Cette question de l’idéologie du regard porté sur les œuvres ne sera pas une surprise pour des historiens de formation. Chez les amateurs, doute et soupçon vaudraient ridelles. Il faut à ce propos saluer un continuateur de Lachèvre, le terriblement savant Alain Chevrier qui, en produisant un remarquable compendium de mille quatre cents cinquante neuf pages intitulé La Matière et l’esprit. La littérature scatologique au XVIIIe siècle (Classiques Garnier, 2018) ne fait jamais le dégouté. Il n’est pas psychiatre pour rien, sans doute. Son travail est impeccable et rigoureux. On peut parier que son arrière-petite-fille, si elle dépasse le dégoût de son odorant sujet, saura être fière elle aussi de son arrière-arrière-grand-père un peu foutraque.
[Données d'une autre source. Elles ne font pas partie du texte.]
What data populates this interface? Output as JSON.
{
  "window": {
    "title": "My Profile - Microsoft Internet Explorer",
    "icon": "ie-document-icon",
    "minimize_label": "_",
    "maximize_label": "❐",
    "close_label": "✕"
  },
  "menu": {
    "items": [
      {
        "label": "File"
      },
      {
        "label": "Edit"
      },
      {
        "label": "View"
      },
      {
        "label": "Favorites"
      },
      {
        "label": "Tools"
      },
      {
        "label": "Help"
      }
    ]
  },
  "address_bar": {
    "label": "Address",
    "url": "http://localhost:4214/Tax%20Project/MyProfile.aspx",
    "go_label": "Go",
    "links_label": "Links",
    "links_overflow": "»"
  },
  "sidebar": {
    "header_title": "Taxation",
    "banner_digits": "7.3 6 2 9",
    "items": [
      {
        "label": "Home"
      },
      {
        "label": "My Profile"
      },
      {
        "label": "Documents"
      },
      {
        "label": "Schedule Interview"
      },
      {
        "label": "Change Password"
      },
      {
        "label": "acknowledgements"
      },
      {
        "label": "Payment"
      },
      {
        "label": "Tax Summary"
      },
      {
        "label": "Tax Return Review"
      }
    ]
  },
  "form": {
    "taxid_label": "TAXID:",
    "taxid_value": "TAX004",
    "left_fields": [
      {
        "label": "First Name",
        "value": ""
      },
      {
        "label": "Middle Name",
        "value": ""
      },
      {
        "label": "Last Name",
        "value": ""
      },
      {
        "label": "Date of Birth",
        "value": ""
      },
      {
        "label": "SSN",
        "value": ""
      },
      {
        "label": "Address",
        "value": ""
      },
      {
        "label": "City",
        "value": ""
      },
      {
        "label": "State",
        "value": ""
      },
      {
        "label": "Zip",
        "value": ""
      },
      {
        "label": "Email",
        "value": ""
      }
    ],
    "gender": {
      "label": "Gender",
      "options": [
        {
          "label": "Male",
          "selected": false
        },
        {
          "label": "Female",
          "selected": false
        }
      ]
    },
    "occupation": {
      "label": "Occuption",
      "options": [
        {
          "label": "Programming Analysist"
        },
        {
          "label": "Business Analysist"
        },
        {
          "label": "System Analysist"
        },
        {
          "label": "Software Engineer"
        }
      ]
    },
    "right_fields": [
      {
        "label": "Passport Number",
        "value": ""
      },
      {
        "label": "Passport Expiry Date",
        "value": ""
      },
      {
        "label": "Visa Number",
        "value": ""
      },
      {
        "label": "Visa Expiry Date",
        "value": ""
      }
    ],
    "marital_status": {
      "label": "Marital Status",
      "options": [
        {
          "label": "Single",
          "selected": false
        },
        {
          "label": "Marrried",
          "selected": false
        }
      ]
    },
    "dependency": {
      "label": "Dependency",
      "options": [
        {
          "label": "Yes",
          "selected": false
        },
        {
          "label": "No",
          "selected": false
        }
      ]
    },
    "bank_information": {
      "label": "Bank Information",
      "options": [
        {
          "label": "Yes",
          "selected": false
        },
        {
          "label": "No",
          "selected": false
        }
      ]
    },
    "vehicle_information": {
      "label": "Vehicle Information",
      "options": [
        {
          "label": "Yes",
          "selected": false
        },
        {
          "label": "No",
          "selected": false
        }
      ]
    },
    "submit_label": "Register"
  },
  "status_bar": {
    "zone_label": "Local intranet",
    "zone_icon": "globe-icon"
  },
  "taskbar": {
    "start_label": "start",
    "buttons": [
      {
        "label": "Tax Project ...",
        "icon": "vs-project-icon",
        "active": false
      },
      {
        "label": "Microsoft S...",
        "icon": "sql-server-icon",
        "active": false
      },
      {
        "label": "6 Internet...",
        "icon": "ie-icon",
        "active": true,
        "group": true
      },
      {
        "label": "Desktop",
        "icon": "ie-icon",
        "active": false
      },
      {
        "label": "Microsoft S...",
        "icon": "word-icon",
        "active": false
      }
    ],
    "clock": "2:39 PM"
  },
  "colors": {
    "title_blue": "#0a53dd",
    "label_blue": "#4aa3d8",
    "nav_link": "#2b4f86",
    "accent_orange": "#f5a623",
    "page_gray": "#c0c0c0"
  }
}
Mais revenons à nos moutons et déclarons tout de go à Aurélie Julia notre admiration pour son travail. Si il appert que Lachêvre ne peut certes pas atteindre aux éthers de Charles Nodier ou de Jacques-Charles Brunet, il entre en pair dans la confrérie des bibliographes obstinés grâce à ce travail clairvoyant et subtil où renaissent une fois encore Chouvigny et Des barreaux, Saint-Pavin et de Viau, Henriette de Coligny et quelques autres toute cette clique passionnante d’un âge lointain que seul un ermite patient et obstiné pouvait remettre en lumière, quand bien même il ne les appréciait guère...



Aurélie Julia Frédéric Lachèvre, un érudit à la découverte du XVIIe siècle libertin. — Paris, Honoré Champion, 226 pages, 35 €


L'illustration du billet est issue du volume d’Aurélie Julia, Lachèvre et sa femme en leur home.